Луковица памяти - [3]
Уже в десять лет я мог с первого взгляда отличить Ханса Бальдунга по прозвищу Грин от Матиаса Грюневальда, Франса Халса от Рембрандта и Филиппо Липпи от Чимабуэ.
Кто написал «Богоматерь в беседке из роз»? А «Мадонну с синим платком, яблоком и ребенком»?
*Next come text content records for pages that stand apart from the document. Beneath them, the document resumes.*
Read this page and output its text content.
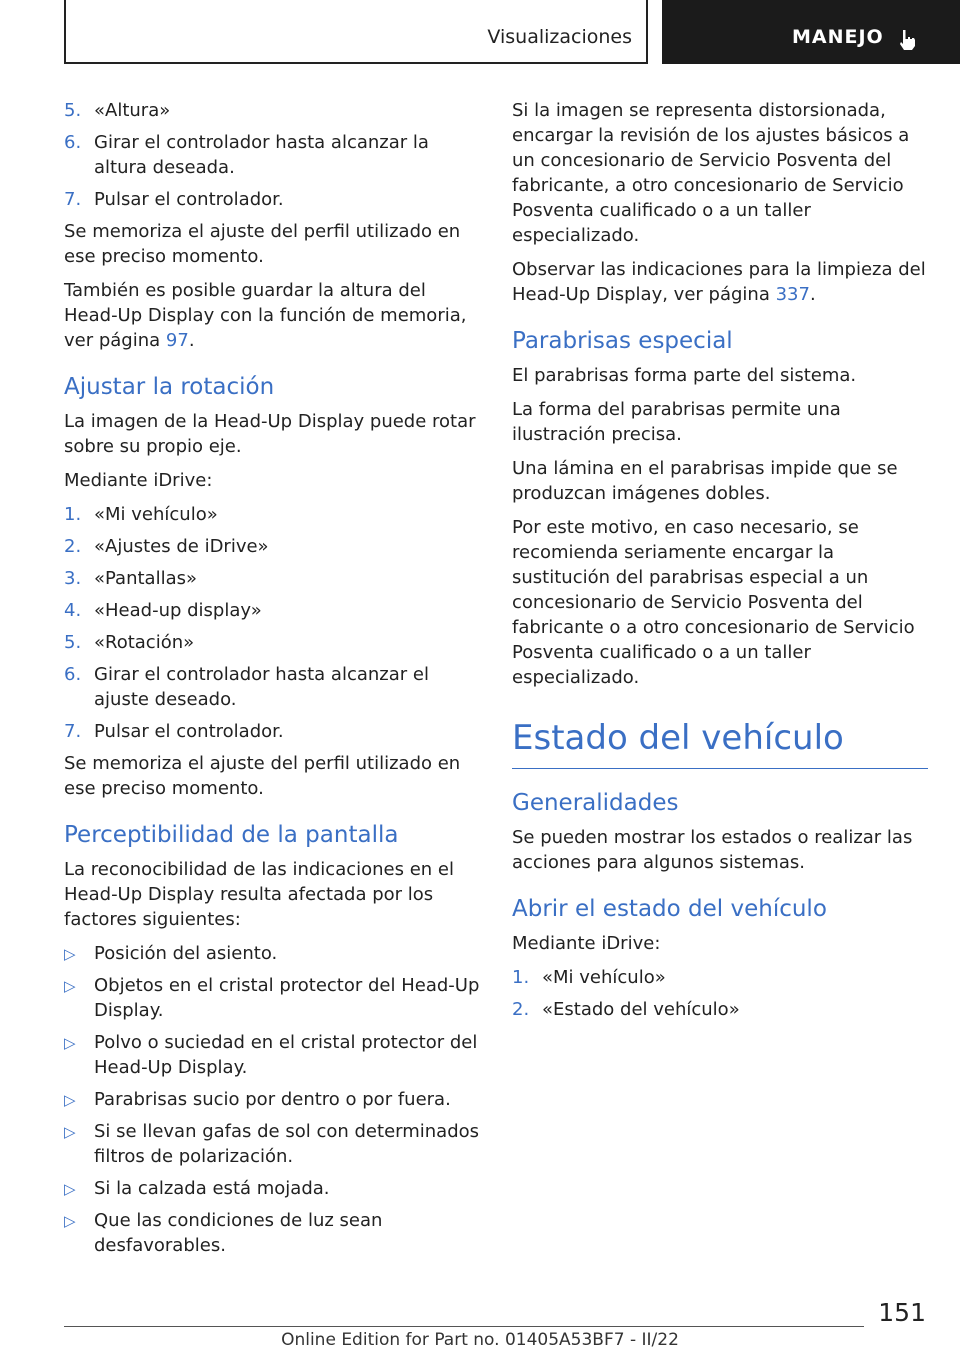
Visualizaciones	MANEJO
5. «Altura»
6. Girar el controlador hasta alcanzar la altura deseada.
7. Pulsar el controlador.

Se memoriza el ajuste del perfil utilizado en ese preciso momento.

También es posible guardar la altura del Head-Up Display con la función de memoria, ver página 97.

Ajustar la rotación

La imagen de la Head-Up Display puede rotar sobre su propio eje.

Mediante iDrive:

1. «Mi vehículo»
2. «Ajustes de iDrive»
3. «Pantallas»
4. «Head-up display»
5. «Rotación»
6. Girar el controlador hasta alcanzar el ajuste deseado.
7. Pulsar el controlador.

Se memoriza el ajuste del perfil utilizado en ese preciso momento.

Perceptibilidad de la pantalla

La reconocibilidad de las indicaciones en el Head-Up Display resulta afectada por los factores siguientes:

▷ Posición del asiento.
▷ Objetos en el cristal protector del Head-Up Display.
▷ Polvo o suciedad en el cristal protector del Head-Up Display.
▷ Parabrisas sucio por dentro o por fuera.
▷ Si se llevan gafas de sol con determinados filtros de polarización.
▷ Si la calzada está mojada.
▷ Que las condiciones de luz sean desfavorables.

Si la imagen se representa distorsionada, encargar la revisión de los ajustes básicos a un concesionario de Servicio Posventa del fabricante, a otro concesionario de Servicio Posventa cualificado o a un taller especializado.

Observar las indicaciones para la limpieza del Head-Up Display, ver página 337.

Parabrisas especial

El parabrisas forma parte del sistema.

La forma del parabrisas permite una ilustración precisa.

Una lámina en el parabrisas impide que se produzcan imágenes dobles.

Por este motivo, en caso necesario, se recomienda seriamente encargar la sustitución del parabrisas especial a un concesionario de Servicio Posventa del fabricante o a otro concesionario de Servicio Posventa cualificado o a un taller especializado.

Estado del vehículo
Generalidades

Se pueden mostrar los estados o realizar las acciones para algunos sistemas.

Abrir el estado del vehículo

Mediante iDrive:

1. «Mi vehículo»
2. «Estado del vehículo»
151
Online Edition for Part no. 01405A53BF7 - II/22
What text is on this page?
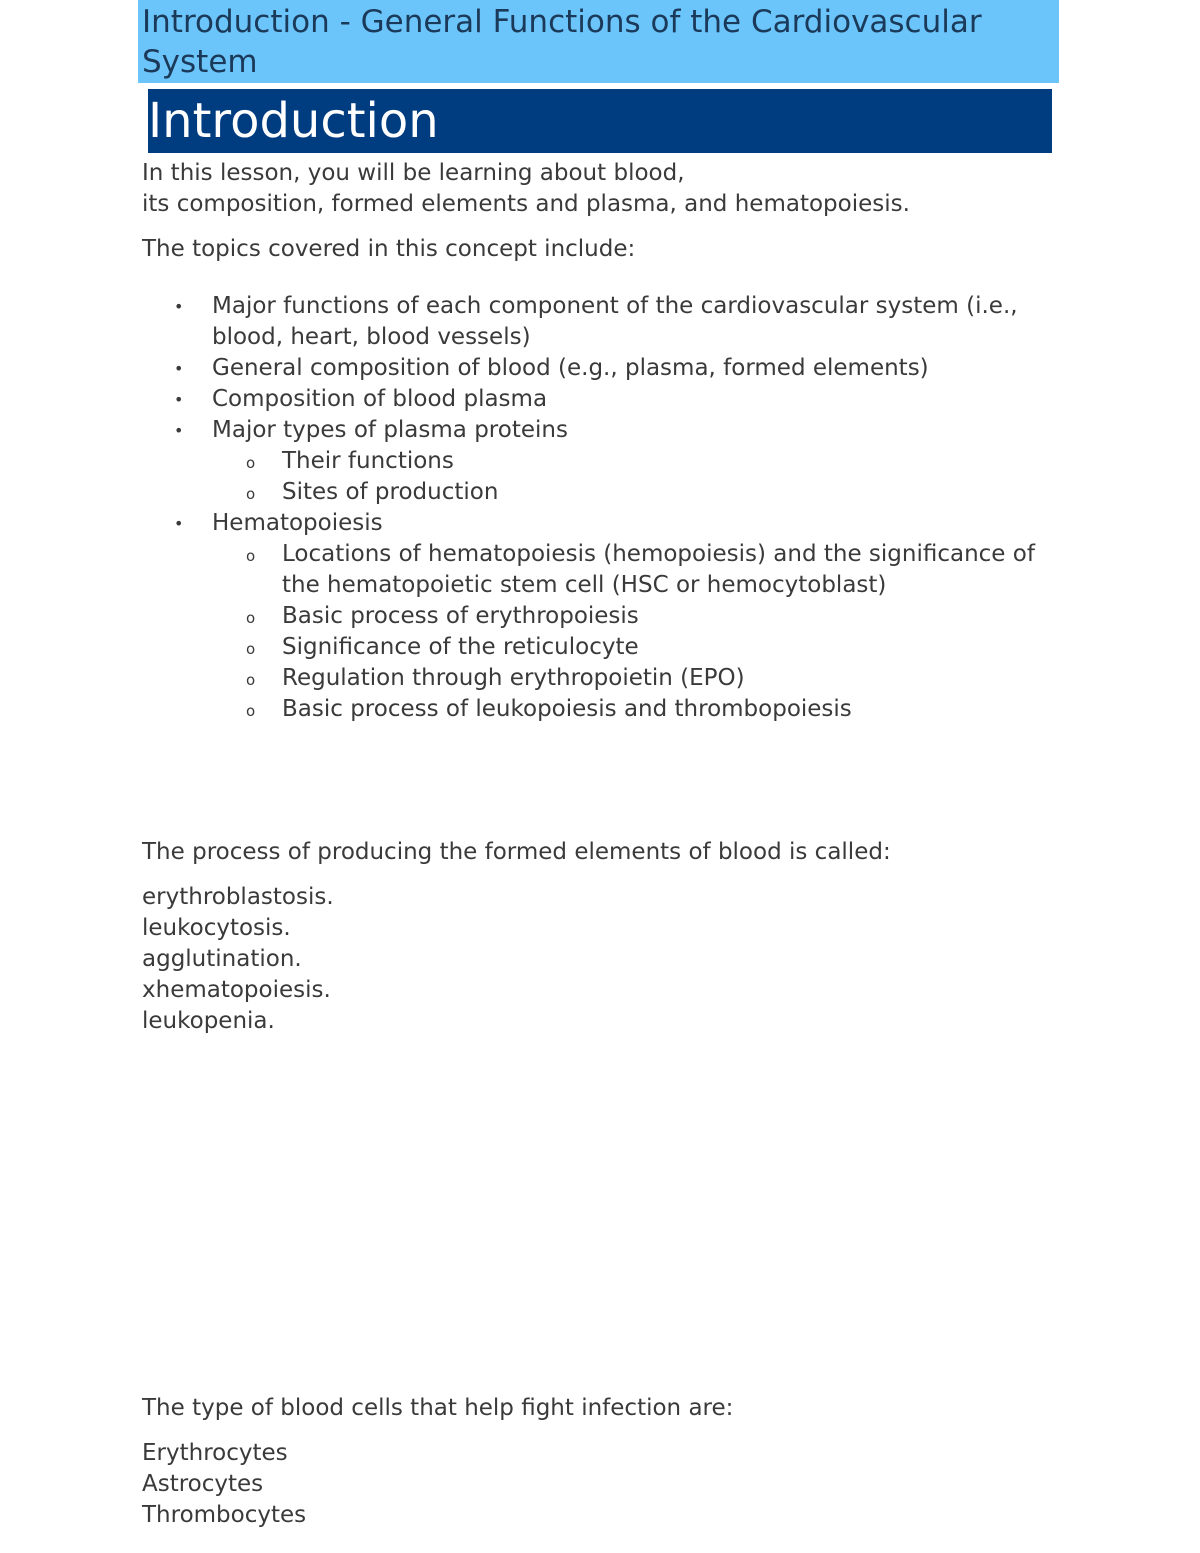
Introduction - General Functions of the Cardiovascular System
Introduction

In this lesson, you will be learning about blood,
its composition, formed elements and plasma, and hematopoiesis.

The topics covered in this concept include:

• Major functions of each component of the cardiovascular system (i.e., blood, heart, blood vessels)
• General composition of blood (e.g., plasma, formed elements)
• Composition of blood plasma
• Major types of plasma proteins
o Their functions
o Sites of production
• Hematopoiesis
o Locations of hematopoiesis (hemopoiesis) and the significance of the hematopoietic stem cell (HSC or hemocytoblast)
o Basic process of erythropoiesis
o Significance of the reticulocyte
o Regulation through erythropoietin (EPO)
o Basic process of leukopoiesis and thrombopoiesis

The process of producing the formed elements of blood is called:

erythroblastosis.

leukocytosis.

agglutination.

xhematopoiesis.

leukopenia.

The type of blood cells that help fight infection are:

Erythrocytes

Astrocytes

Thrombocytes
Я просил маму, чтобы она, прикрыв двумя пальцами название картины и фамилию художника, проэкзаменовала меня; ответы всегда оказывались верными.
В этой занимательной угадайке, да и в школе, если речь шла об искусстве, я всегда был отличником; правда, с пятого класса, когда в учебной программе появились математика, физика и химия, я безнадежно отстал; устный счет давался мне легко, но вот решить на бумаге уравнение с двумя неизвестными получалось редко. До шестого класса меня держали на плаву отличные и хорошие отметки по немецкому, английскому, истории и географии. Не раз я удостаивался похвал за рисунки карандашом, акварелью и тушью, выполненные с натуры или без таковой; но когда в седьмом классе мне поставили «неуд» за латынь, пришлось вместе с другими второгодниками пережевывать всю программу снова. Это больше беспокоило моих родителей, чем меня самого, поскольку я с детских лет предпочитал витать в облаках.
Моих внуков, которые огорчаются сегодня из-за плохих отметок или страдают из-за беспомощной суеты учителей, вряд ли утешит призна-, ние деда, что сам он был отчасти ленивым, отчасти честолюбивым, но в общем-то неважным учеником. Они стонут, будто им приходится нести на себе тяжкое бремя педагогики, будто их школа превратилась в каторгу, будто необходимость учебы лишает их сладчайших грез; а вот в мои сны школьные стрессы никогда не вторгались ночными кошмарами.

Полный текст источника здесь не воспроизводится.